The counterweight to the auto-deposit is called rebalancing. Basically over time, the ratio of funds that make up your portfolio may not match your risk tolerance. For example, having a majority your money in a few funds will feel quite risky. You will want to rebalance (redistribute) that money to many funds or more evenly between the funds so that you aren't dependent so strongly on a single fund. I rebalance every six months.

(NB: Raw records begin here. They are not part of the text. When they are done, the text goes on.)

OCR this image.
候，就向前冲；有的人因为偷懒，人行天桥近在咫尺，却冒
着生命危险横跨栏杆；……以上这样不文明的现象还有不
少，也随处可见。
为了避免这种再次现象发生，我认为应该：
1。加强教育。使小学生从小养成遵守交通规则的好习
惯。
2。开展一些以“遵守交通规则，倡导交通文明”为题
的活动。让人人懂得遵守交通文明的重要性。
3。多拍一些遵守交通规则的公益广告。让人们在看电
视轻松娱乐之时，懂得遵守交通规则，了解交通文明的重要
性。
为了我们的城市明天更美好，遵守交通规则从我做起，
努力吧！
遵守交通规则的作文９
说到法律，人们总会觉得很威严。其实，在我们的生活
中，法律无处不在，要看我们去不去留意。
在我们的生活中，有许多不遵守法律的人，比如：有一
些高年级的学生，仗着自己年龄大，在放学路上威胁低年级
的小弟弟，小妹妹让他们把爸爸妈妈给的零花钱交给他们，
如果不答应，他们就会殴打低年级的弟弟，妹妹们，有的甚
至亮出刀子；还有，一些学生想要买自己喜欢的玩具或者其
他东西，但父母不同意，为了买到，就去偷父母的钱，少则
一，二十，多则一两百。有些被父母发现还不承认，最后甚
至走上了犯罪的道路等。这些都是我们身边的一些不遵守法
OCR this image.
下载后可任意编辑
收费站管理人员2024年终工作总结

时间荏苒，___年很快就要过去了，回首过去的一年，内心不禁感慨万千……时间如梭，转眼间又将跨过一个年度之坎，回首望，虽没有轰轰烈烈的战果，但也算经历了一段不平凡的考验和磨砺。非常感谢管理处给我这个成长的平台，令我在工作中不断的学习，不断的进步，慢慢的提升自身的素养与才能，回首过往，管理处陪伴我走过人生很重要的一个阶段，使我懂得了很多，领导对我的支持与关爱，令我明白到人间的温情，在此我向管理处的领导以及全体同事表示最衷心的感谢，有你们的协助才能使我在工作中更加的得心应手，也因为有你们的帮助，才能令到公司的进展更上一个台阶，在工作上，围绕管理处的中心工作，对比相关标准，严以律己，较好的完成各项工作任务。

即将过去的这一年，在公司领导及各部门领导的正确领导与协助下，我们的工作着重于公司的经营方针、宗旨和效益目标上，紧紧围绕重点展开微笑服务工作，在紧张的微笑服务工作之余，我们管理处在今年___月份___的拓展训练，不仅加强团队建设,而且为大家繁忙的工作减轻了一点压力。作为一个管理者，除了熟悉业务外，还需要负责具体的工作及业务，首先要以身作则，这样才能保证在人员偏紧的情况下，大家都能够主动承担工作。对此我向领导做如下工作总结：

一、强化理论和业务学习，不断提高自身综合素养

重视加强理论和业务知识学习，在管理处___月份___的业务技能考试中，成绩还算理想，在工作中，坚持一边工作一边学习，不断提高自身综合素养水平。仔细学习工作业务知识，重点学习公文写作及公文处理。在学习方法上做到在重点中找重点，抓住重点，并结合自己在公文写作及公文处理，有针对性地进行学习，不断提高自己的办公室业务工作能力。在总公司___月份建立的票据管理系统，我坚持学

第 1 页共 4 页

My approach is to edit the auto-deposit to fill underserved funds to bring them into line.

[Bonus] COVID-19 effect on my investments

If you want to see what investment returns look like right now due to COVID-19 (April 2020):

Investment returns between mid 2018 to mid 2020, dives in February 2020

While you generally want to buy when the market is low, this drop is unprecedented in that the economic decline is completely normal. The drops of 2000 and 2008 were due to misinformation and market distortions so the market could recover more quickly. It will take a long time for markets to recover from the pandemic and it is not clear we've hit bottom yet.

Even so, my auto-deposit is still active. I'm in it for the long term so this doesn't really effect me. Eventually, the market will recover. [Update] It did recover (end of 2020):

Investment returns between mid 2018 and end of 2020, the dive is well made up for in the following months

That's basically all there is to my investment strategy. Do your own research for what makes sense for you.